La vérité, à mon humble avis, nous l’avons tous reléguée aux ordures. Encombrante, gênante, hideuse puisque peu flatteuse, réclamée à corps et à cris par tous, conchiée en sourdine par tout un chacun, en vérité, cette garce nous flanquait la frousse et de l’urticaire en sus ! Elle réfutait nos croyances, passait nos rêves à tabac, piétinait nos illusions du bout du talon ! Bref, nous avions toutes les raisons du monde d’en finir avec elle. Grâce à dieu, du moins ce qu’il en reste, ce temps-là est terminé. Désormais, retour à notre bonne vieille scolastique dont l’axiome premier pourrait se résumer comme suit : il faut croire avant de comprendre. Comprendre, c’est-à-dire, prouver – peu importe comment – que tu as raison de croire ce que tu crois. Car, en vérité, il n’y a d’autre objectivité que ta croyance.

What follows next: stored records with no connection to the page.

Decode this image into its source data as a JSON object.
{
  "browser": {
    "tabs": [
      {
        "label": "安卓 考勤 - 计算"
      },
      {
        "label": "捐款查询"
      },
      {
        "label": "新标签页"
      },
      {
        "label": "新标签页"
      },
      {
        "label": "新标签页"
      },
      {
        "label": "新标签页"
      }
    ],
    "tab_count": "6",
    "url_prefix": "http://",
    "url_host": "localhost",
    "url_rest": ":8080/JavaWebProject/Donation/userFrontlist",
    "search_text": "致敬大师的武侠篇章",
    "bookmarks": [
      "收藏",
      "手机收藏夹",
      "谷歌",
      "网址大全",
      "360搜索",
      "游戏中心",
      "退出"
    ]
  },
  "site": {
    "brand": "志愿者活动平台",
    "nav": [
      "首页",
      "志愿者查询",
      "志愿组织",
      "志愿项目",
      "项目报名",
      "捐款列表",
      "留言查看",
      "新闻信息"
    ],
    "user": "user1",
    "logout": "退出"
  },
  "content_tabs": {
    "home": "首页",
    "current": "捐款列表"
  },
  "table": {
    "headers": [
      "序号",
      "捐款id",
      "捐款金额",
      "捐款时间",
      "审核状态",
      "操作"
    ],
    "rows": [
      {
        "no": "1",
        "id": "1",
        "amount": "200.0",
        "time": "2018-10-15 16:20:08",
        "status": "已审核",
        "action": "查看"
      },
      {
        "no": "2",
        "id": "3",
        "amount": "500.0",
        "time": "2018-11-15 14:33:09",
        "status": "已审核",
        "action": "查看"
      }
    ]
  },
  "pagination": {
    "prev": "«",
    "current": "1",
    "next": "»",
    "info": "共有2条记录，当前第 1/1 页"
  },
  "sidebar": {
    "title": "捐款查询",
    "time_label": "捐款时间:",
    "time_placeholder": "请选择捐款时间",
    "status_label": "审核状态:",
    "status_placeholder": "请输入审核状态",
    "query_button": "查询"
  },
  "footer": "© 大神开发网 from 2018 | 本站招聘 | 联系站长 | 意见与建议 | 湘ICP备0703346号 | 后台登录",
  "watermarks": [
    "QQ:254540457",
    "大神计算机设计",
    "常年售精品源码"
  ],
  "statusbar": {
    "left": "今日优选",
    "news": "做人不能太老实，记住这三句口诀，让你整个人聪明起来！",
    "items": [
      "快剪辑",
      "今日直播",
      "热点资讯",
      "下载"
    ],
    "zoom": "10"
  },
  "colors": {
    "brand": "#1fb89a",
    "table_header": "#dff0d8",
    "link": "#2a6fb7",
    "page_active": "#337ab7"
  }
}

Les médias ? De simples chiens de garde du système dont ils dépendent. Pour preuves ? Voici Arlette Chabot faisant la bise à Charles Pasqua, voici Michele Cotta serrant la pince d’Elie Barnavi, voici Anne Sinclair main dans la main avec son cher et tendre DSK ! Par Saint-Paul, ne vous l’avais-je pas dit, ces protozoaires n’ont pu, ne peuvent, ne pourront jamais penser librement. Ce que j’aime dans la croyance ? Son côté irréfutable, genre : je me passe fort bien de preuves comme de tout raisonnement. Pas besoin d’y souscrire en s’astiquant les méninges, ça va de soi, c’est écrit tracé comme une lettre à musique. Ce qui me fout en pétard ? Que cette gue-guerre idéologique ne dise pas son nom, que l’on s’échine à maquiller de pures et simples réquisitoires en pseudo-reportages-libres-et-indépendants-tant-pis-si-je-me-trompe. Accessoirement, oui, en effet, m’horripile que l’on me prenne pour un gorien à demi demeuré !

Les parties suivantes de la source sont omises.